The first machine-learning 120 may, e.g., be a foundation model. A foundation model in machine-learning is a large-scale, pre-trained model that serves as a general-purpose building block for a wide range of downstream tasks. The foundation model is trained on vast amounts of diverse data and may be efficiently adapted or fine-tuned for specific tasks with the above processing. For example, if the foundation model is for general English voice recognition, it may not perform optimally in specific environments such as cars or noisy streets. The proposed learning of the foundation model allows to train a decoder for these specific contexts while preserving privacy. The proposed technology allows for domain adaptation, making it suitable for tailoring machine-learning models to specialized applications that differ significantly from the general use cases covered by the foundation model.

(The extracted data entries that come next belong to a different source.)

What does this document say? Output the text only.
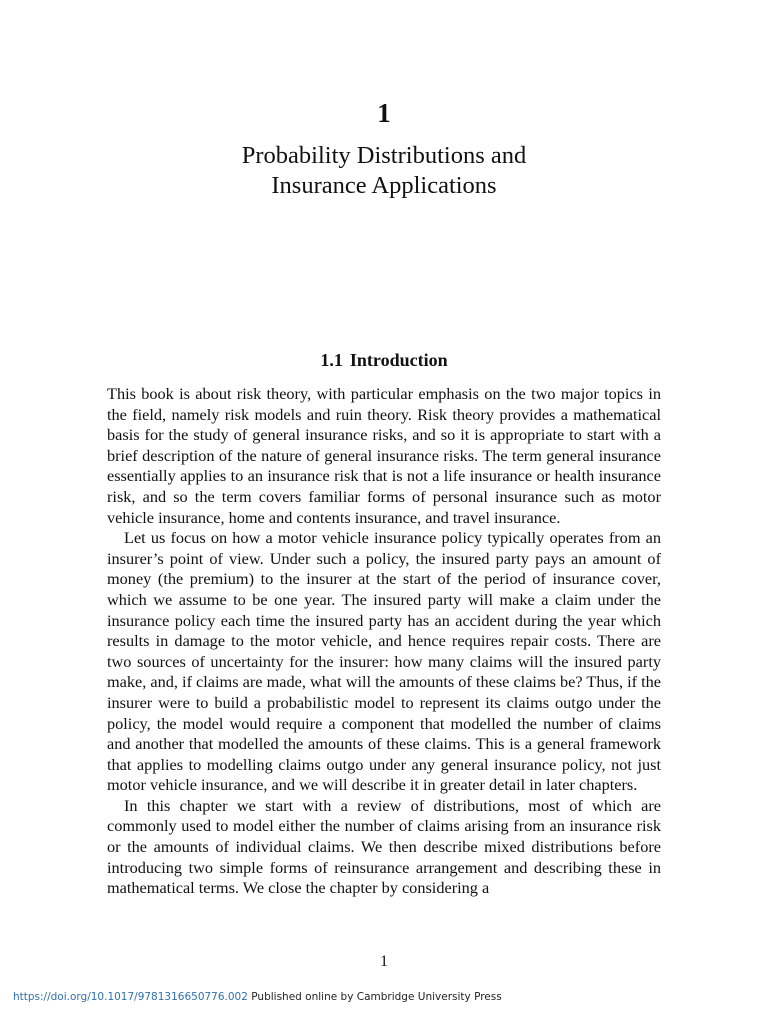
1
Probability Distributions and
Insurance Applications
1.1 Introduction

This book is about risk theory, with particular emphasis on the two major topics in the field, namely risk models and ruin theory. Risk theory provides a mathematical basis for the study of general insurance risks, and so it is appropriate to start with a brief description of the nature of general insurance risks. The term general insurance essentially applies to an insurance risk that is not a life insurance or health insurance risk, and so the term covers familiar forms of personal insurance such as motor vehicle insurance, home and contents insurance, and travel insurance.

Let us focus on how a motor vehicle insurance policy typically operates from an insurer’s point of view. Under such a policy, the insured party pays an amount of money (the premium) to the insurer at the start of the period of insurance cover, which we assume to be one year. The insured party will make a claim under the insurance policy each time the insured party has an accident during the year which results in damage to the motor vehicle, and hence requires repair costs. There are two sources of uncertainty for the insurer: how many claims will the insured party make, and, if claims are made, what will the amounts of these claims be? Thus, if the insurer were to build a probabilistic model to represent its claims outgo under the policy, the model would require a component that modelled the number of claims and another that modelled the amounts of these claims. This is a general framework that applies to modelling claims outgo under any general insurance policy, not just motor vehicle insurance, and we will describe it in greater detail in later chapters.

In this chapter we start with a review of distributions, most of which are commonly used to model either the number of claims arising from an insurance risk or the amounts of individual claims. We then describe mixed distributions before introducing two simple forms of reinsurance arrangement and describing these in mathematical terms. We close the chapter by considering a

1
https://doi.org/10.1017/9781316650776.002 Published online by Cambridge University Press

The proposed learning of the first machine-learning model 120 introduces a streamlined end-to-end workflow, including various techniques such as knowledge distillation, federated learning of decoders, and reintegration into the first machine-learning model 120 (e.g., a foundation model). This cohesive process efficiently enhances model performance across various use cases. The proposed concept uses federated learning to train decoders on (e., edge) devices, allowing them to learn from local data and improve the first machine-learning model 120 (e.g., a foundation model in the cloud). This plug-in mechanism ensures continuous model improvement while preserving data privacy. By aligning the features of the first machine-learning model 120 (e.g., a foundation model) with the smaller second machine-learning model 130 (e.g., through knowledge distillation), the smaller second machine-learning model 130 becomes suitable for federated learning. This ensures that the smaller second machine-learning model 130 retains critical performance characteristics while being feasible for edge deployment.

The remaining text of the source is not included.